At some point amongst the endless Zooms I became first Acting Director and, in 2023, Director of Arts Lab. I now teach and research half of my time, and spend the other half leading a small team that develops the College of Arts & Humanities’ research infrastructure and supports colleagues in building research programmes, collaborations and careers. I work with individual researchers on their projects and with a range of brilliant academic and professional colleagues on research policies, processes and initiatives. My own focus is on inclusion, drawing on what I have learned – and continue to learn – working with and for the UK creative industries. I guess a grown-up summary of my role would be “building a research environment in which we value difference and enjoy inclusive practice as a default of producing and disseminating knowledge.” But a policy maker once gave my work the strapline “Behaving less sh*t, one day at a time”, and tbh, that’s just as accurate.

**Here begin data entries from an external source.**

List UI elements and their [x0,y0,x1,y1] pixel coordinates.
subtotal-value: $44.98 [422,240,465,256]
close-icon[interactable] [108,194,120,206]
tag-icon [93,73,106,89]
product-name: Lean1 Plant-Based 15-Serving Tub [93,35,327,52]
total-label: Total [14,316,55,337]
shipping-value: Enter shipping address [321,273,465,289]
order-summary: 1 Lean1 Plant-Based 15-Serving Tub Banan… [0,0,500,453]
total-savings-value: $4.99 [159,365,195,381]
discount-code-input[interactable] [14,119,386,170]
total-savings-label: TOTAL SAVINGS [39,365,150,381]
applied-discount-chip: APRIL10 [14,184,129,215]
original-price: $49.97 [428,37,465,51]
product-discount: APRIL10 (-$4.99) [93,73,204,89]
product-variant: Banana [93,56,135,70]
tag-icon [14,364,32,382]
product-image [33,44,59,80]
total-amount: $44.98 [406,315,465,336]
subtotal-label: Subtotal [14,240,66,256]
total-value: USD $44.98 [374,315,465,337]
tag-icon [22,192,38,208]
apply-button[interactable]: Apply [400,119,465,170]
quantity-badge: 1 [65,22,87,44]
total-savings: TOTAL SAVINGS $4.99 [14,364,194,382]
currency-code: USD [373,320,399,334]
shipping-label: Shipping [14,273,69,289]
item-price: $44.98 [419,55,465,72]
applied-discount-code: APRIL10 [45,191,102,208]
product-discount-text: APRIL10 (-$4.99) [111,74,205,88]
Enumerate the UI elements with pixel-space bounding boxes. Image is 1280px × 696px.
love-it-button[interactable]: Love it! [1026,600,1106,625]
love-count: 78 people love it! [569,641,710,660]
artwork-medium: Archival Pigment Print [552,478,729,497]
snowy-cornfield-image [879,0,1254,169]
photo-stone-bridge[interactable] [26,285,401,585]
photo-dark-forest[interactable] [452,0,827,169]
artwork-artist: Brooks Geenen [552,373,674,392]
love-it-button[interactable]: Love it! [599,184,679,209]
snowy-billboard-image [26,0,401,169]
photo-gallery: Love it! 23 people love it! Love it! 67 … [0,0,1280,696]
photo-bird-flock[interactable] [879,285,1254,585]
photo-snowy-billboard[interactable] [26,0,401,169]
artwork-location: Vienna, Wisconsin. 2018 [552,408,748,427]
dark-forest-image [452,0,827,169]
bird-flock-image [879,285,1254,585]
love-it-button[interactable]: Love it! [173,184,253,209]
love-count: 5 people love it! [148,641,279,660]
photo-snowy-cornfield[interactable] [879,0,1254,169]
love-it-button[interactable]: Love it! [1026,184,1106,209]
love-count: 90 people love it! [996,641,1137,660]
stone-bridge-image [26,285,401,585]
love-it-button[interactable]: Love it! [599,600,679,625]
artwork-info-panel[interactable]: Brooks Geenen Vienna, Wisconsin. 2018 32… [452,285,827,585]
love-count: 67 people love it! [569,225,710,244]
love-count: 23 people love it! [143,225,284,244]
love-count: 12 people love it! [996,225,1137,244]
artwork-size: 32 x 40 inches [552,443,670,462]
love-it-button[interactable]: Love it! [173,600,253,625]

I honestly don’t know how much use any of the above is for someone else – it’s very much my story and what’s worked for me may well not work for someone else. The one learning that may be worth sharing is that institutional research management and leadership roles are often misunderstood as mere extensions of an academic’s personal research. Which is neither true nor helpful. These roles require specialist knowledge and an ability to work swiftly across ever-changing contexts inside and outwith one’s institution. A lot of the time they will have nothing to do with your own research. I find this work interesting and rewarding – good trouble, if you wish. But if you’re interested in that kind of career path, it’s probably a decision best made knowing a little of what you’re letting yourself in for.